また、世田谷パブリックシアターの「劇場は、広場。」というテーマを現場で体感できたことも、自身にとって大きな学びとなりました。昼夜2部構成の本公演では、子どもから大人まで幅広い世代が来場し、ロビーに設置されたフォトスポットには多くの人々が集まり心通わせる姿が見られました。
年齢や立場を超えて人と人とがつながる光景に立ち会う中で、舞台芸術が持つ力や未来と、公共劇場が果たす役割の大きさをあらためて気づかされました。
今回の経験を通じて、舞台の表側・裏側それぞれに対する理解を深めることができ、今後の進路やキャリアを考えるうえで貴重な視点を得る機会となりました。
世田谷パブリックシアター担当者コメント:大木良美
2日間という短い時間ではありましたが、Cコースの皆さんには仕込みから上演に至るまでを体感していただきました。

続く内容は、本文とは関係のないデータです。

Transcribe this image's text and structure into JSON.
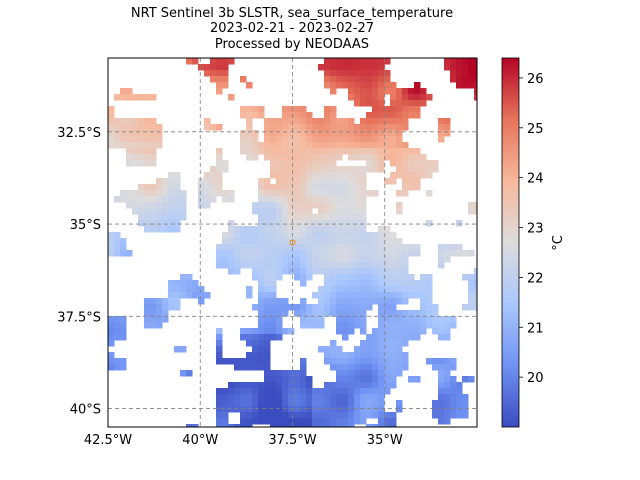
{
  "title": {
    "line1": "NRT Sentinel 3b SLSTR, sea_surface_temperature",
    "line2": "2023-02-21 - 2023-02-27",
    "line3": "Processed by NEODAAS"
  },
  "map": {
    "lon_range": [
      -42.5,
      -32.5
    ],
    "lat_range": [
      -40.5,
      -30.5
    ],
    "x_ticks": [
      {
        "value": -42.5,
        "label": "42.5°W"
      },
      {
        "value": -40,
        "label": "40°W"
      },
      {
        "value": -37.5,
        "label": "37.5°W"
      },
      {
        "value": -35,
        "label": "35°W"
      }
    ],
    "y_ticks": [
      {
        "value": -32.5,
        "label": "32.5°S"
      },
      {
        "value": -35,
        "label": "35°S"
      },
      {
        "value": -37.5,
        "label": "37.5°S"
      },
      {
        "value": -40,
        "label": "40°S"
      }
    ],
    "gridlines": true,
    "marker": {
      "lon": -37.5,
      "lat": -35.5,
      "color": "#e8922a"
    }
  },
  "colorbar": {
    "label": "°C",
    "min": 19.0,
    "max": 26.4,
    "ticks": [
      20,
      21,
      22,
      23,
      24,
      25,
      26
    ],
    "colormap": "coolwarm",
    "colors": [
      "#3b4cc0",
      "#6f92f3",
      "#aac7fd",
      "#dddcdc",
      "#f7b89c",
      "#e7745b",
      "#b40426"
    ]
  },
  "chart_data": {
    "type": "heatmap",
    "title": "NRT Sentinel 3b SLSTR, sea_surface_temperature",
    "variable": "sea_surface_temperature",
    "units": "°C",
    "color_range": [
      19.0,
      26.4
    ],
    "xlim": [
      -42.5,
      -32.5
    ],
    "ylim": [
      -40.5,
      -30.5
    ],
    "field_description_by_latitude": [
      {
        "lat_band": [
          -31,
          -30.5
        ],
        "approx_temp": 25.5
      },
      {
        "lat_band": [
          -32.5,
          -31
        ],
        "approx_temp": 24.8
      },
      {
        "lat_band": [
          -34,
          -32.5
        ],
        "approx_temp": 23.5
      },
      {
        "lat_band": [
          -36,
          -34
        ],
        "approx_temp": 22.3
      },
      {
        "lat_band": [
          -38,
          -36
        ],
        "approx_temp": 21.2
      },
      {
        "lat_band": [
          -40.5,
          -38
        ],
        "approx_temp": 20.0
      }
    ]
  }
}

舞台芸術はさまざまなセクションのスタッフによって支えられています。
世田谷パブリックシアターでは、それぞれ専門性を持ったスタッフが舞台上に関わることだけでなく、場内案内や広報営業、票券においても作品の性質や来場者の傾向を考慮しながら業務を行っています。
“スタッフ”と言っても役割は多岐に渡ります。当劇場においても多様なバックボーンを持った人々が所属しており、現職までの経歴もそれぞれ違います。
ゆえに正解的なルートというものを示すことが難しいのですが、舞台芸術への情熱を持ち続けることで道が見えてくることもあります。
お三方はインターンにご応募の段階で舞台芸術の世界にご興味がおありでしたが、どういう仕事があるのか・どう進めばよいか悩まれているようでした。
今回のインターンで劇場のすべてを知っていただくことは叶いませんでしたが、裏側の世界を感じていただけたのではと思っております。
この2日間の経験が、「自分がどういったかたちで舞台芸術に携わりたいのか」目指す未来への一歩になれば幸いです。